Steve RODEN

  • LIGHT FORMS (MUSIC FOR LIGHT BULBS AND CHURCHES) (XR737U) écouter

Portrait en minuscule

Lowercase (« bas de casse ») est le terme anglais qui désigne les minuscules dans le domaine de la typographie. Si à l’origine, l’écriture manuelle ne connaissait que les lettres majuscules, un nouveau type d’écriture s’est développé au VIIIe siècle pour distinguer les passages moins importants d’un texte ; les lettres minuscules furent ainsi utilisées pour dénoter les noms plus communs, ou pour noter plus rapidement des textes moins officiels. L’usage mélange aujourd’hui les deux écritures mais conserve des traces de cette hiérarchie, les majuscules débutant les phrases ou les noms propres. Lowercase est également le terme qu’a détourné Steve Roden pour parler de sa musique et de celle d’autres musiciens pratiquant comme lui une musique extrêmement minimaliste, où des sons de faible amplitude sonore sont présentés, généralement encadrés par de longues périodes de silence. Le genre qu’il recouvre relie le travail contemporain de musiciens comme Bernhard Günter, Francisco Lopez, ou Steve Roden lui-même à celui de musiciens les ayant précédés comme Morton Feldman ou John Cage, ainsi qu’à celui de peintres comme Agnès Martin ou Robert Ryman. Comme eux, ils concentrent l’attention sur des événements dissociés, de faible intensité, isolés dans un espace neutre. L’effet d’encadrement obtenu par ce canevas vide extrait les sons de leur contexte et leur accorde une dimension nouvelle. L’analogie avec la peinture n’est bien sûr pas innocente dans le chef de Steve Roden qui partage son temps entre un travail de plasticien et un travail de musicien, utilisant souvent un même point de départ pour les deux types d’activité. Ce point de départ est quelquefois un concept, une idée formelle, mais aussi souvent un matériau concret, exploré à travers les deux pratiques.
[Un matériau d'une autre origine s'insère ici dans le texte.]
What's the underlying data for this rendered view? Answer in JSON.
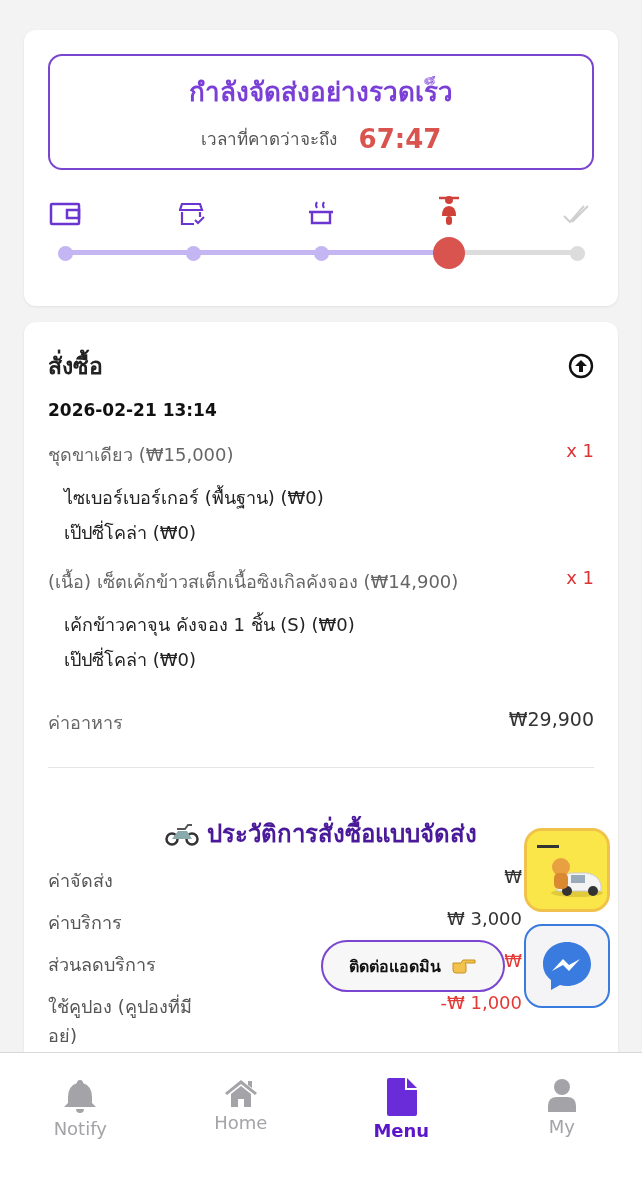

Une partie de sa discographie consiste ainsi en une série d’explorations obsessionnelles d’objets, de matières, d’espaces ; chaque pièce, mais aussi souvent chaque disque, étant consacré à une source unique. Par une écoute attentive, dans un contexte « calme », c’est-à-dire neutre, dépourvu d’interférences, des sons généralement ignorés, ou habituellement noyés dans un contexte qui les dissimule et les écrase, sont proposés à la contemplation de l’auditeur. Dans la vie quotidienne, ces sources sont ordinairement victimes de leur délicatesse, de leur faible niveau de présence. Par leur banalité ou leur subtilité, elles échappent à la perception de l’auditeur, qui ne les extrait du barrage d’informations qui l’entoure qu’au prix d’un effort, d’une décision, ou d’une rêverie. En inversant les proportions de la perception, et la distribution de ces sons dans une hiérarchie de la sensibilité, Roden compose un paysage sonore alternatif, à rapprocher sans doute des possible landscapes de Jon Hassel, sans la composante géographique de ceux-ci. Un renversement s’opère alors des dimensions normales des éléments sonores sélectionnés, s’opposant à l’habituation sonore, à travers l’effacement d’événements à l’origine proéminents, et leur remplacement par des bribes de réalité plus fragiles. L’espace nouveau ainsi créé peut être vu comme le Doppelgänger de l’espace d’origine, son double fantomatique, ou son image en miroir.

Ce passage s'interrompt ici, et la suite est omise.